Similarly, during the second time interval the velocity is approximately constant and we take it to be the velocity when t=5. So our estimate for the distance traveled from t=5 to t=10 is 31 ft/s*5s=155ft .

If we add similar estimates for the other time intervals, we obtain an estimate for the total distance traveled: 25*5+31*5+35*5+43*5+47*5+46*5=1135ft.

We could just as well have used the velocity at the end of each time period instead of the velocity at the beginning as our assumed constant velocity. Then our estimate becomes 31*5+35*5+43*5+47*5+46*5+41*5=1215ft.

If we had wanted a more accurate estimate, we could have taken velocity readings every two seconds, or even every second.

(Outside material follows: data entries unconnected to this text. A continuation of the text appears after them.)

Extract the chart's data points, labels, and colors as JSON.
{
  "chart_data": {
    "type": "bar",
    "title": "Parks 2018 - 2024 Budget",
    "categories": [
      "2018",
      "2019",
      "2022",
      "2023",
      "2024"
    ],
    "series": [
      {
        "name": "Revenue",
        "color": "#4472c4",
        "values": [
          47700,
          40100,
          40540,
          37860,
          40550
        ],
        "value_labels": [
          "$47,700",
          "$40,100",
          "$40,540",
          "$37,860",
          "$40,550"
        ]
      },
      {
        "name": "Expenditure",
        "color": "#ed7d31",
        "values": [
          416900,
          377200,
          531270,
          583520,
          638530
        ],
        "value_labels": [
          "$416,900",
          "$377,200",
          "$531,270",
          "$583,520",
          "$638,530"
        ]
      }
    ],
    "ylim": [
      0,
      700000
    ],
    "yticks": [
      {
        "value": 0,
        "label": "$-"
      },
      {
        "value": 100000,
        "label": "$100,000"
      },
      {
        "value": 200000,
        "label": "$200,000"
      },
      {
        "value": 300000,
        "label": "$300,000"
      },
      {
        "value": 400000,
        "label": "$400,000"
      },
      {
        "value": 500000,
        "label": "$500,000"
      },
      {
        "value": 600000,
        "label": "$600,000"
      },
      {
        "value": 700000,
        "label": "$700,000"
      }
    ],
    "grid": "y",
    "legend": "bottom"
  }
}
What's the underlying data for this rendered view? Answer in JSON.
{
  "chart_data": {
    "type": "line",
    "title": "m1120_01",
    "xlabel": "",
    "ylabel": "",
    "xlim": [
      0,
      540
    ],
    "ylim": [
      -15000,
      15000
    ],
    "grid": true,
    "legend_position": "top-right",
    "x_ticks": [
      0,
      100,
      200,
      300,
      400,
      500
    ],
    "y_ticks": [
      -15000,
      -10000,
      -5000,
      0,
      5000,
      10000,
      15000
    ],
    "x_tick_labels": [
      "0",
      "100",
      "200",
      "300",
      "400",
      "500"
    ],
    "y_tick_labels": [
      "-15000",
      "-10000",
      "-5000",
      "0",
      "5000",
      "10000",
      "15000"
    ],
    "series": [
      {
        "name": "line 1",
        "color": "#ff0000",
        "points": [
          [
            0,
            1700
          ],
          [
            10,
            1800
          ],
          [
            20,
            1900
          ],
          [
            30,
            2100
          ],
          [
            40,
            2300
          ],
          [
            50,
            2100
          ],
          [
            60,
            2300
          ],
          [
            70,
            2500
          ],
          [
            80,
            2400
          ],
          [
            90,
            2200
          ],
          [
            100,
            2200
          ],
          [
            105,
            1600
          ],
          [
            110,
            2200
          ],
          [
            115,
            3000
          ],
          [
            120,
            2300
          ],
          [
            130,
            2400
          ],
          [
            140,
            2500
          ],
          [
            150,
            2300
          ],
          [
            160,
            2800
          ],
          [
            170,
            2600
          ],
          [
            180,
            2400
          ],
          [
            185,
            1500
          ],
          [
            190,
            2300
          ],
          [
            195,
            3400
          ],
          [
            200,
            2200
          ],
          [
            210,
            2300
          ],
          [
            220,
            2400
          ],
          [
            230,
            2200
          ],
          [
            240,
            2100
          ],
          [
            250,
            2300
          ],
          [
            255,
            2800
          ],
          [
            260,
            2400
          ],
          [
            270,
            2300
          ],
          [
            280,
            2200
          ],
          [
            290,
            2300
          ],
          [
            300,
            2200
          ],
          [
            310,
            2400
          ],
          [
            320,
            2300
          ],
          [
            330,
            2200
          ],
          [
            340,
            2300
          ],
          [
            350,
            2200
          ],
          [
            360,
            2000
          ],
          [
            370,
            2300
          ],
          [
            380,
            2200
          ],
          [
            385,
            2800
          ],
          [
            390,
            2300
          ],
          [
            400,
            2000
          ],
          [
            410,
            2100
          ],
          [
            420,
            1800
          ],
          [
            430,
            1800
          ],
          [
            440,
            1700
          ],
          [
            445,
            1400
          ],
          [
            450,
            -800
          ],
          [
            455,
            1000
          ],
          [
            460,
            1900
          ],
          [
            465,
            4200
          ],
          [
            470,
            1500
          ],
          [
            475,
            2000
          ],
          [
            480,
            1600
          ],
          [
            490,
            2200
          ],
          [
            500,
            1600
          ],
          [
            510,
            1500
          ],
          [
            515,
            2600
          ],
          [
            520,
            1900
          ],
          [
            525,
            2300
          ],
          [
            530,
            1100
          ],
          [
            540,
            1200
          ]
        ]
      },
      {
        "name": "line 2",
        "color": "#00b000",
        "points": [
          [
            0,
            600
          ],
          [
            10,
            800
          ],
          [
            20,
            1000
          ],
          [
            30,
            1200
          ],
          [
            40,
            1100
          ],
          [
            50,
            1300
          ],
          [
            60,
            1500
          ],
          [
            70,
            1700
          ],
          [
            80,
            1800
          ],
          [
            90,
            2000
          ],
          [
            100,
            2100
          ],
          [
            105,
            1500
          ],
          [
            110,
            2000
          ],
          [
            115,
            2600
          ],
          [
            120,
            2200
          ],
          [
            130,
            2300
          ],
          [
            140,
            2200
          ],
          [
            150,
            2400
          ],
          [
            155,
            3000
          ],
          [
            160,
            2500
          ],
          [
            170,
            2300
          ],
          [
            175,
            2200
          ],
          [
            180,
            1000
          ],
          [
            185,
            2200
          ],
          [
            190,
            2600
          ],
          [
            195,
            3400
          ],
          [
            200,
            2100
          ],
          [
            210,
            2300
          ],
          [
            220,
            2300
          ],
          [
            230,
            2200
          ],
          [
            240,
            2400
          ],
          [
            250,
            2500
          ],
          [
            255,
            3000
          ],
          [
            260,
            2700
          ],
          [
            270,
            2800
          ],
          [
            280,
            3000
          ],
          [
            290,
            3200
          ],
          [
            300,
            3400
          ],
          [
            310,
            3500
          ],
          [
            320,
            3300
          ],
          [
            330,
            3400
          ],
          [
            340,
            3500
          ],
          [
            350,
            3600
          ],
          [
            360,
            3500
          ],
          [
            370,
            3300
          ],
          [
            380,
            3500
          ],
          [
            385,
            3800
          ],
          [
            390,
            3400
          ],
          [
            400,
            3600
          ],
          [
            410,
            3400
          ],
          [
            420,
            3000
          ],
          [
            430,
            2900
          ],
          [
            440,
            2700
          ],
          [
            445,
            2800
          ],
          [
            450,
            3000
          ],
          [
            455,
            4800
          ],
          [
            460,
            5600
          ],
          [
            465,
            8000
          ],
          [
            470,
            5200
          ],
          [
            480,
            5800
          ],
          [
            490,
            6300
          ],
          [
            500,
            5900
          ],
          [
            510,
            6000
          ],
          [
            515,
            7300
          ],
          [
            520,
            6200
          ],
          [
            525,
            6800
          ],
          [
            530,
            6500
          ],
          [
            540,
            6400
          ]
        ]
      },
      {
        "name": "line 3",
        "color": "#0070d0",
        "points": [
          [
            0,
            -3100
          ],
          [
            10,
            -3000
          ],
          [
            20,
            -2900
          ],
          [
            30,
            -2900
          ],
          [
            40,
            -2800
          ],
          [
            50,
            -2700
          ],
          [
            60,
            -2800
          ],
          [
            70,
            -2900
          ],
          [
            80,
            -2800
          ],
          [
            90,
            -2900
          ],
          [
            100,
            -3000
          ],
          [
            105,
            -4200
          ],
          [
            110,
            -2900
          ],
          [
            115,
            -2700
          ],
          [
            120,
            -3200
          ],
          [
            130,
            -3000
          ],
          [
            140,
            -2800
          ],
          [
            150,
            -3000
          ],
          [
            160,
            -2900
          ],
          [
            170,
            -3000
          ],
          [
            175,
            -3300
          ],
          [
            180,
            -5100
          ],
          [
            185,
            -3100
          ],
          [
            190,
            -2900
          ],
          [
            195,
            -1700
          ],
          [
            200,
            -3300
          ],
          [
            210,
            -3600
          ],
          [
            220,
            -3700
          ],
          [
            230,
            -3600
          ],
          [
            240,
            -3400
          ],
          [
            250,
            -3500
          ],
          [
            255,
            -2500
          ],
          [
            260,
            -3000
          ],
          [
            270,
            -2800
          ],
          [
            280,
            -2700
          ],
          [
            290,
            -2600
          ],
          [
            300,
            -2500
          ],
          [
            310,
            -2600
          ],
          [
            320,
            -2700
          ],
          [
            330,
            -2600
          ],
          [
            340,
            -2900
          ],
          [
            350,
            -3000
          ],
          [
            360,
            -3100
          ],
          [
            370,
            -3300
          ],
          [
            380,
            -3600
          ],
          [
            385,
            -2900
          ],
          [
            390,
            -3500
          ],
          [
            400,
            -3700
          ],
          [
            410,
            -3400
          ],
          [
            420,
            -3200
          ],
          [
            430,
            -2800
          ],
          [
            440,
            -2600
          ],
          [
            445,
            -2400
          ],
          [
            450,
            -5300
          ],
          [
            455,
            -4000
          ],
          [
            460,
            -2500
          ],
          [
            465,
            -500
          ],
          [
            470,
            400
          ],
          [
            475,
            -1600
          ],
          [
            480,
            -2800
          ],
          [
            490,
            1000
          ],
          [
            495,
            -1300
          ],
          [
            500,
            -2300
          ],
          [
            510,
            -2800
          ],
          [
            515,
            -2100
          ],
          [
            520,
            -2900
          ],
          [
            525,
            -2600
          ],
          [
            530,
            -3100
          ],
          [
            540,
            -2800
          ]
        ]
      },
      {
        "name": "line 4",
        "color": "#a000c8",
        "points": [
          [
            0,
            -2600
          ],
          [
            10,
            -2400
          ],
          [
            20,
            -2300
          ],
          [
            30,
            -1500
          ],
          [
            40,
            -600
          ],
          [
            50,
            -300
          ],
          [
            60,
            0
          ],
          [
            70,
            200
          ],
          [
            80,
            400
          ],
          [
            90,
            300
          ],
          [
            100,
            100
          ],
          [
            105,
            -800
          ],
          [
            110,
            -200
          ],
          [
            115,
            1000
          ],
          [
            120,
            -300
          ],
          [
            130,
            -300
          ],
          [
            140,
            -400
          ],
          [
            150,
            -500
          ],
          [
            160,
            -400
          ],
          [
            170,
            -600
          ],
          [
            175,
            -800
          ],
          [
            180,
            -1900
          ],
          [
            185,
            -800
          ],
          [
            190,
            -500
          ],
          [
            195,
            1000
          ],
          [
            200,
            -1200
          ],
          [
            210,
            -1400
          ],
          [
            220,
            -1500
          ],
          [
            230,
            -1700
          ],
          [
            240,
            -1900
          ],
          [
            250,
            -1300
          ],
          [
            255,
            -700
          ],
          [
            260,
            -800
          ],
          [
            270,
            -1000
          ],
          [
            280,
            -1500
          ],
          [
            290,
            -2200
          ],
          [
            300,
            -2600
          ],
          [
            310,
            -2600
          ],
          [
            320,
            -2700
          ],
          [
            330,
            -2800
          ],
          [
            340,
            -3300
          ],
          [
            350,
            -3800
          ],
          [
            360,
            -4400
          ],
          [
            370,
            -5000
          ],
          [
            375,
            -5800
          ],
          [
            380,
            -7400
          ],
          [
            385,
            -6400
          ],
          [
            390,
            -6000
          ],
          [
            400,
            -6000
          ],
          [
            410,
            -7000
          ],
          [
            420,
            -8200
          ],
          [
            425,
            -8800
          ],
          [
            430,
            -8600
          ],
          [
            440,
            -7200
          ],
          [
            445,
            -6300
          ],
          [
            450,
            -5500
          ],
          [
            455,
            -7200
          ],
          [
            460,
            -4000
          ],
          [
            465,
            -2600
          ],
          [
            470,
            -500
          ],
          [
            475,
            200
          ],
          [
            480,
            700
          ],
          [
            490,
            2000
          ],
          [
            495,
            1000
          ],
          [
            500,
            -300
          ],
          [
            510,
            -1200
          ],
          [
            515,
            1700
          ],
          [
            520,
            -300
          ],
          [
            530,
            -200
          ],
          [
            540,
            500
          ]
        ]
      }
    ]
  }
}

Perhaps the calculations in Example 2 remind you of the sums we used earlier to estimate areas. The similarity is explained when we sketch a graph of the velocity function of the car and draw rectangles whose heights are the initial velocities for each time interval. The area of the first rectangle is 25*5=125 , which is also our estimate for the distanced traveled in the first five seconds. In fact, the area of each rectangle can be interpreted as a distance because the height represents velocity and the width represents time. The sum of the areas of the rectangles is L_6=1135 , which is our initial estimate for the total distance traveled.

In general, suppose an object moves with velocity v=f(t), where a<=t<=b and f(t)>=0 (so the object always moves in the positive direction). We take velocity readings at times t_0(=a),t_1,t_2,...,t_n(=b) so that the velocity is approximately constant on each subinterval. If these times are equally spaced, then the time between consecutive readings is Delta t=(b-a)/n . During the first time interval the velocity is approximately f(t_0) and so the distance traveled is approximately f(t_0) Delta t . Similarly, the distance traveled during the second time interval is about f(t_1) Delta t and the total distance traveled during the time interval is approximately sum_(i=1)^nf(t_(i-1)) Delta t .
If we use the velocity at right-hand endpoints instead of left-hand endpoints, our estimate for the total distance becomes sum_(i=1)^nf(t_i) Delta t .
The more frequently we measure the velocity, the more accurate we expect our estimates to become, so it seems natural that the exact distance s is s=lim_(n->oo)f(t_(i-1)) Delta t=lim_(n->oo)f(t_i) Delta t .

Because Equation for distance has the same form as our expressions for area, it follows that the distance traveled is equal to the area under the graph of the velocity function.